The weird and the wonderful
Part of the feldspar group, this fascinating and beautiful mineral’s charm can be easily overlooked if not viewed from the correct position.
The ‘schiller effect’ or labradorescence, which it is commonly characterised by, is a rich play of iridescent colours caused by a scattering of light from thin layers within the gemstones formation; observed as a play of light across cleavage planes and in sliced sections, flashing a soft array of metallic blues, greens, golds, and bronzes.
History in a nutshell
Pieces of the gemstone were found amongst the artefacts of the Red Painted People of Maine, a culture which flourished from around 3000BC to 1000BC.
Very closely related to Rainbow Moonstone, this beautiful gemstone is sometimes called ‘Black Moonstone’.

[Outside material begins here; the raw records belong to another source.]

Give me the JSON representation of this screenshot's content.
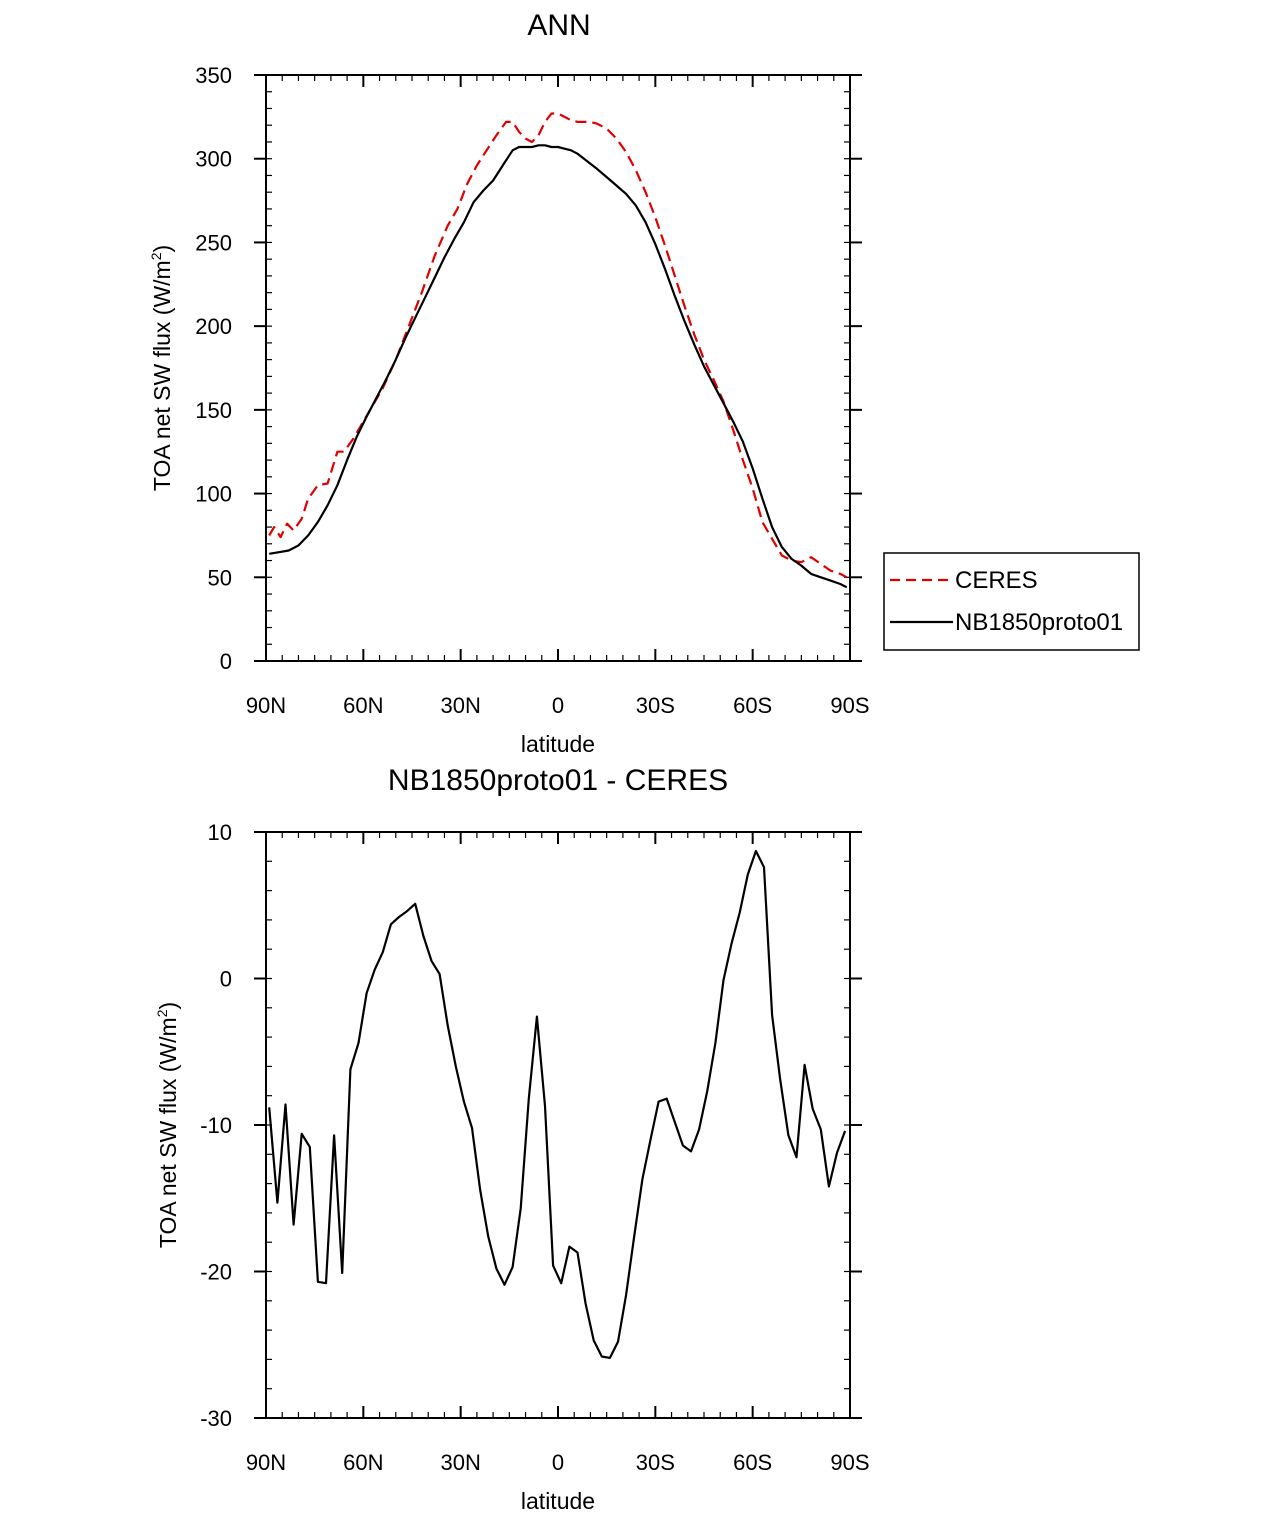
{
  "chart_data": [
    {
      "type": "line",
      "title": "ANN",
      "xlabel": "latitude",
      "ylabel": "TOA net SW flux (W/m",
      "ylabel_sup": "2",
      "ylabel_close": ")",
      "xlim": [
        90,
        -90
      ],
      "ylim": [
        0,
        350
      ],
      "x_ticks": [
        90,
        60,
        30,
        0,
        -30,
        -60,
        -90
      ],
      "x_tick_labels": [
        "90N",
        "60N",
        "30N",
        "0",
        "30S",
        "60S",
        "90S"
      ],
      "y_ticks": [
        0,
        50,
        100,
        150,
        200,
        250,
        300,
        350
      ],
      "y_tick_labels": [
        "0",
        "50",
        "100",
        "150",
        "200",
        "250",
        "300",
        "350"
      ],
      "legend": {
        "position": "right",
        "entries": [
          "CERES",
          "NB1850proto01"
        ]
      },
      "series": [
        {
          "name": "CERES",
          "color": "#e00000",
          "dash": "dashed",
          "x": [
            89,
            87.5,
            85.5,
            83.5,
            81.5,
            79,
            77,
            74,
            71,
            68,
            66,
            63,
            60,
            57,
            54,
            50,
            46,
            42,
            38,
            34,
            31,
            28,
            25,
            22,
            19,
            16,
            14,
            12,
            10,
            8,
            6,
            4,
            2,
            0,
            -2,
            -4,
            -6,
            -8,
            -10,
            -12,
            -15,
            -18,
            -21,
            -24,
            -27,
            -30,
            -33,
            -36,
            -39,
            -42,
            -45,
            -48,
            -51,
            -54,
            -57,
            -60,
            -63,
            -66,
            -69,
            -72,
            -75,
            -78,
            -81,
            -84,
            -87,
            -89
          ],
          "y": [
            75,
            80,
            74,
            82,
            78,
            85,
            97,
            105,
            106,
            125,
            125,
            133,
            143,
            153,
            163,
            180,
            200,
            220,
            242,
            260,
            270,
            285,
            296,
            305,
            314,
            322,
            322,
            316,
            312,
            310,
            314,
            322,
            327,
            327,
            325,
            323,
            322,
            322,
            322,
            321,
            318,
            312,
            304,
            293,
            280,
            265,
            248,
            230,
            212,
            195,
            180,
            168,
            155,
            138,
            120,
            103,
            83,
            73,
            63,
            60,
            59,
            62,
            58,
            54,
            52,
            50
          ]
        },
        {
          "name": "NB1850proto01",
          "color": "#000000",
          "dash": "solid",
          "x": [
            89,
            86,
            83,
            80,
            77,
            74,
            71,
            68,
            65,
            62,
            59,
            56,
            53,
            50,
            47,
            44,
            41,
            38,
            35,
            32,
            29,
            26,
            23,
            20,
            17,
            14,
            12,
            10,
            8,
            6,
            4,
            2,
            0,
            -2,
            -4,
            -6,
            -8,
            -10,
            -12,
            -15,
            -18,
            -21,
            -24,
            -27,
            -30,
            -33,
            -36,
            -39,
            -42,
            -45,
            -48,
            -51,
            -54,
            -57,
            -60,
            -63,
            -66,
            -69,
            -72,
            -75,
            -78,
            -81,
            -84,
            -87,
            -89
          ],
          "y": [
            64,
            65,
            66,
            69,
            75,
            83,
            93,
            105,
            120,
            134,
            146,
            157,
            168,
            180,
            193,
            205,
            217,
            229,
            241,
            252,
            262,
            274,
            281,
            287,
            296,
            305,
            307,
            307,
            307,
            308,
            308,
            307,
            307,
            306,
            305,
            303,
            300,
            297,
            294,
            289,
            284,
            279,
            272,
            262,
            249,
            234,
            218,
            203,
            189,
            176,
            165,
            154,
            143,
            131,
            115,
            97,
            80,
            68,
            61,
            57,
            52,
            50,
            48,
            46,
            44
          ]
        }
      ]
    },
    {
      "type": "line",
      "title": "NB1850proto01 - CERES",
      "xlabel": "latitude",
      "ylabel": "TOA net SW flux (W/m",
      "ylabel_sup": "2",
      "ylabel_close": ")",
      "xlim": [
        90,
        -90
      ],
      "ylim": [
        -30,
        10
      ],
      "x_ticks": [
        90,
        60,
        30,
        0,
        -30,
        -60,
        -90
      ],
      "x_tick_labels": [
        "90N",
        "60N",
        "30N",
        "0",
        "30S",
        "60S",
        "90S"
      ],
      "y_ticks": [
        -30,
        -20,
        -10,
        0,
        10
      ],
      "y_tick_labels": [
        "-30",
        "-20",
        "-10",
        "0",
        "10"
      ],
      "series": [
        {
          "name": "NB1850proto01 - CERES",
          "color": "#000000",
          "dash": "solid",
          "x": [
            89,
            86.5,
            84,
            81.5,
            79,
            76.5,
            74,
            71.5,
            69,
            66.5,
            64,
            61.5,
            59,
            56.5,
            54,
            51.5,
            49,
            46.5,
            44,
            41.5,
            39,
            36.5,
            34,
            31.5,
            29,
            26.5,
            24,
            21.5,
            19,
            16.5,
            14,
            11.5,
            9,
            6.5,
            4,
            1.5,
            -1,
            -3.5,
            -6,
            -8.5,
            -11,
            -13.5,
            -16,
            -18.5,
            -21,
            -23.5,
            -26,
            -28.5,
            -31,
            -33.5,
            -36,
            -38.5,
            -41,
            -43.5,
            -46,
            -48.5,
            -51,
            -53.5,
            -56,
            -58.5,
            -61,
            -63.5,
            -66,
            -68.5,
            -71,
            -73.5,
            -76,
            -78.5,
            -81,
            -83.5,
            -86,
            -88.5
          ],
          "y": [
            -8.8,
            -15.3,
            -8.6,
            -16.8,
            -10.6,
            -11.5,
            -20.7,
            -20.8,
            -10.7,
            -20.1,
            -6.2,
            -4.4,
            -1.0,
            0.6,
            1.8,
            3.7,
            4.2,
            4.6,
            5.1,
            2.9,
            1.2,
            0.3,
            -3.2,
            -6.0,
            -8.4,
            -10.2,
            -14.4,
            -17.6,
            -19.8,
            -20.9,
            -19.7,
            -15.7,
            -8.2,
            -2.6,
            -8.7,
            -19.6,
            -20.8,
            -18.3,
            -18.7,
            -22.2,
            -24.7,
            -25.8,
            -25.9,
            -24.8,
            -21.6,
            -17.6,
            -13.7,
            -11.0,
            -8.4,
            -8.2,
            -9.8,
            -11.4,
            -11.8,
            -10.3,
            -7.7,
            -4.4,
            -0.1,
            2.4,
            4.5,
            7.1,
            8.7,
            7.6,
            -2.5,
            -6.9,
            -10.7,
            -12.2,
            -5.9,
            -8.9,
            -10.3,
            -14.2,
            -11.9,
            -10.4
          ]
        }
      ]
    }
  ]
}
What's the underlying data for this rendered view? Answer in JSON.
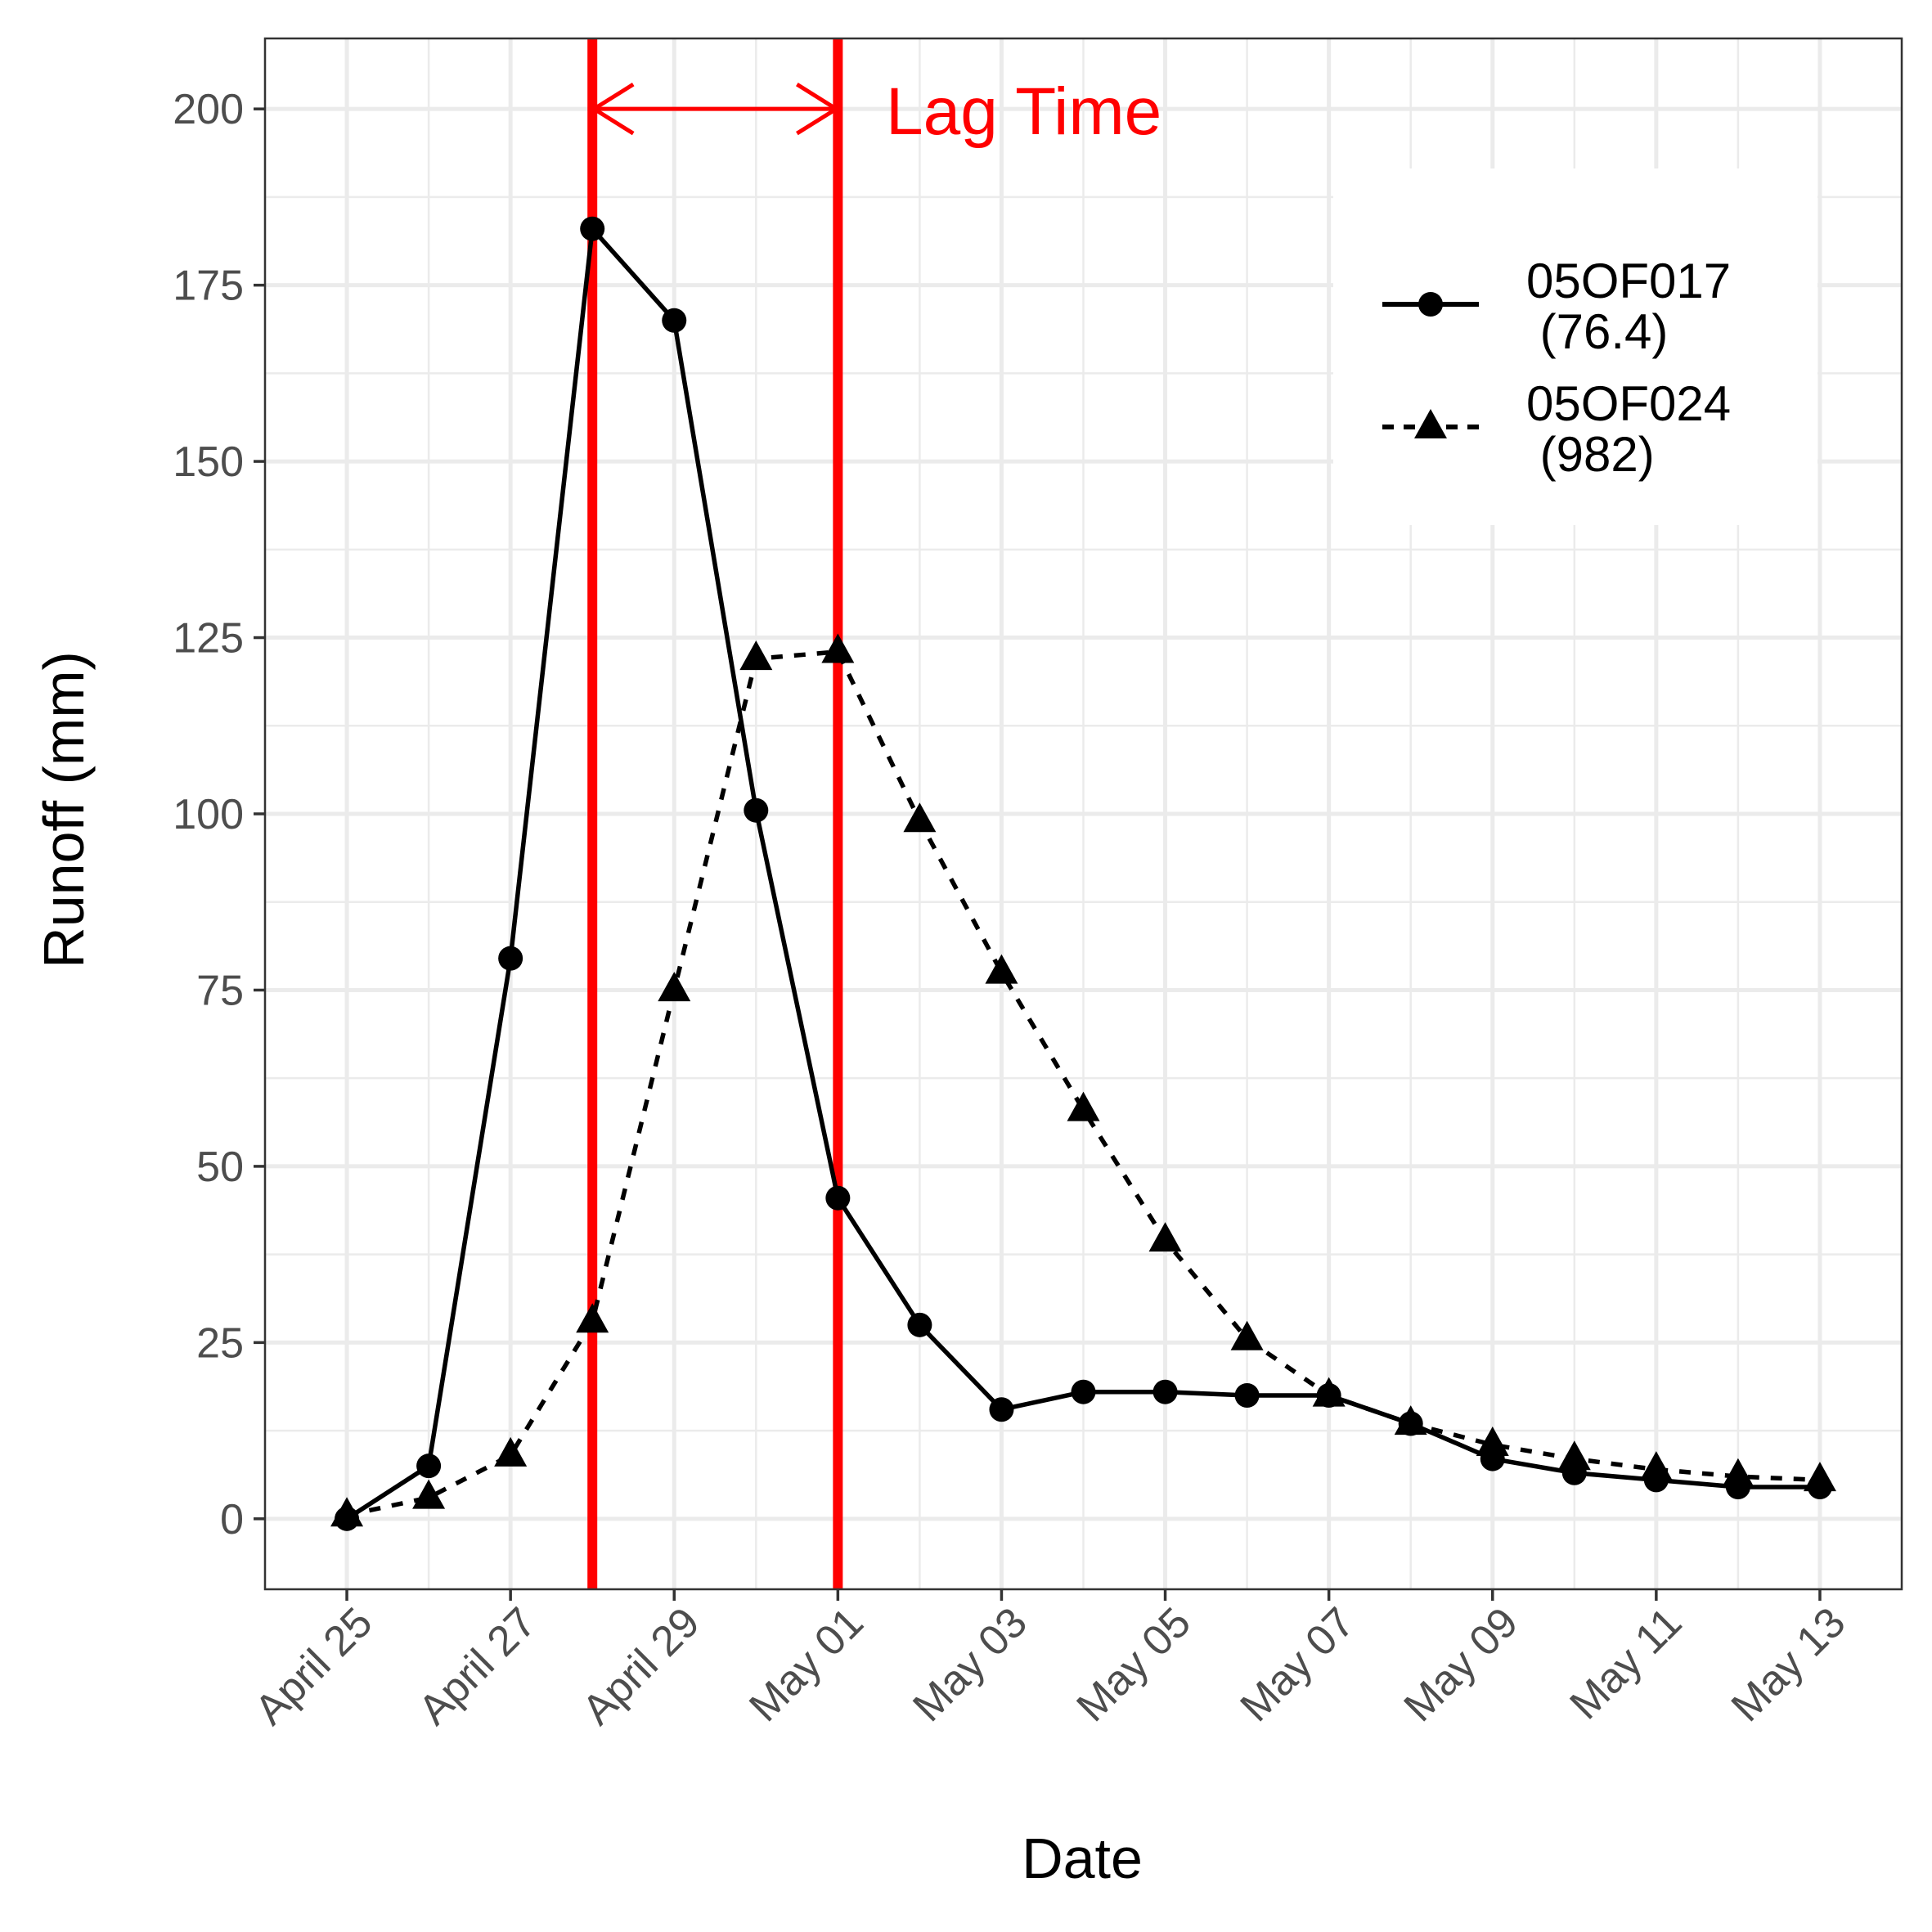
{
  "chart_data": {
    "type": "line",
    "title": "",
    "xlabel": "Date",
    "ylabel": "Runoff (mm)",
    "x": [
      "2023-04-25",
      "2023-04-26",
      "2023-04-27",
      "2023-04-28",
      "2023-04-29",
      "2023-04-30",
      "2023-05-01",
      "2023-05-02",
      "2023-05-03",
      "2023-05-04",
      "2023-05-05",
      "2023-05-06",
      "2023-05-07",
      "2023-05-08",
      "2023-05-09",
      "2023-05-10",
      "2023-05-11",
      "2023-05-12",
      "2023-05-13"
    ],
    "xticks": [
      "April 25",
      "April 27",
      "April 29",
      "May 01",
      "May 03",
      "May 05",
      "May 07",
      "May 09",
      "May 11",
      "May 13"
    ],
    "xlim": [
      "2023-04-24",
      "2023-05-14"
    ],
    "ylim": [
      -10,
      210
    ],
    "yticks": [
      0,
      25,
      50,
      75,
      100,
      125,
      150,
      175,
      200
    ],
    "ytick_labels": [
      "0",
      "25",
      "50",
      "75",
      "100",
      "125",
      "150",
      "175",
      "200"
    ],
    "grid": true,
    "legend_position": "top-right",
    "series": [
      {
        "name": "05OF017\n (76.4)",
        "name_lines": [
          "05OF017",
          " (76.4)"
        ],
        "line_style": "solid",
        "marker": "circle",
        "color": "#000000",
        "values": [
          0,
          7.5,
          79.5,
          183,
          170,
          100.5,
          45.5,
          27.5,
          15.5,
          18,
          18,
          17.5,
          17.5,
          13.5,
          8.5,
          6.5,
          5.5,
          4.5,
          4.5
        ]
      },
      {
        "name": "05OF024\n (982)",
        "name_lines": [
          "05OF024",
          " (982)"
        ],
        "line_style": "dotted",
        "marker": "triangle",
        "color": "#000000",
        "values": [
          0.5,
          3,
          9,
          28,
          75,
          122,
          123,
          99,
          77.5,
          58,
          39.5,
          25.5,
          17.5,
          13.5,
          10.5,
          8.5,
          7,
          6,
          5.5
        ]
      }
    ],
    "annotations": {
      "lag_text": "Lag Time",
      "lines_at": [
        "2023-04-28",
        "2023-05-01"
      ],
      "arrow_y": 200,
      "color": "#ff0000"
    }
  }
}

Labradorite takes its name from the Labrador Peninsula in Canada, where it was first discovered by Europeans in the 1770s. It was declared Labrador’s mineral emblem in 1975.
It is said to have a calming and harmonizing effect, improving intuition and helping it’s wearer to clarify their views and objectives.
Thought to bring out the best in the wearer, it is sometimes known as the Self-Esteem Stone, subtly affecting the way you respond to situations, emotionally and physically.
Labradorite works well on the 2nd, or Sacral Chakra and it is also said to have a particularly strong effect on the 5th, or Throat Chakra, 6th, or Brow Chakra and 7th, or Crown Chakra.